Parmi les autres garanties obtenues : l’absence de sanction en cas de refus de l’agent de signer la rupture conventionnelle ou le fait que la partie souhaitant conclure une rupture conventionnelle devra informer l’autre partie par lettre recommandée ou remise en mains propres. 

 

Garanties contre les discriminations 

Comme l’expliquent plusieurs organisations syndicales, le gouvernement a aussi indiqué, lors du Conseil commun, que la procédure de rupture conventionnelle respectera, pour éviter toute discrimination ou abus, les “garanties” prévues par le statut de la fonction publique. 

Sur ce point, l’Unsa souhaitait notamment que la demande de rupture conventionnelle ne puisse être lancée qu’à l’initiative des agents dans les situations de vulnérabilité ou de risque de discrimination élevée (congé maladie, congé maternité, congé de transition professionnelle, élu représentant du personnel…). 

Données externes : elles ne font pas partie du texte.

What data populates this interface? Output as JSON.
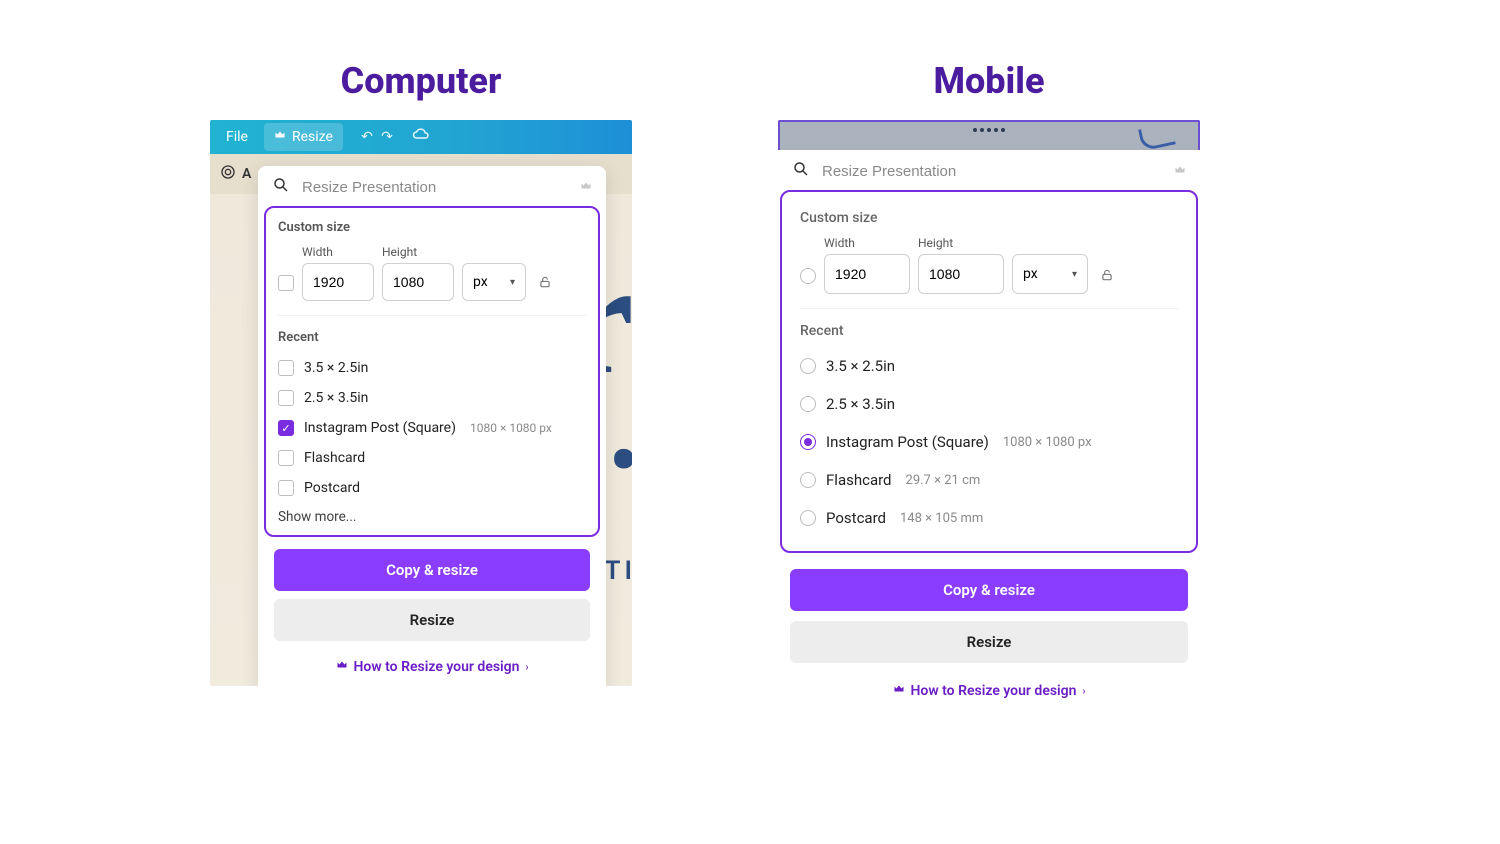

Reste désormais à savoir si le gouvernement respectera ses engagements et intégrera au texte, comme annoncé, les amendements acceptés des organisations syndicales. Le Conseil national d’évaluation des normes (CNEN) et le Conseil d’État vont désormais se pencher sur le projet de décret. Sa publication devrait intervenir en janvier prochain. 

 

Article publie le mardi 26 novembre 2019 & BASTIEN SCORDIA

 

Des votes partagés sur le projet de décret 
À l’issue de l’examen des amendements, la CGT, FO, Solidaires, la FSU et la FA-FP ont émis un avis défavorable sur le projet de décret relatif à la procédure de rupture conventionnelle dans la fonction publique. La CFDT, l’Unsa, la CFE-CGC et la CFTC se sont quant à elles abstenues. Les employeurs publics, pour leur part, ont émis un avis favorable sur le texte.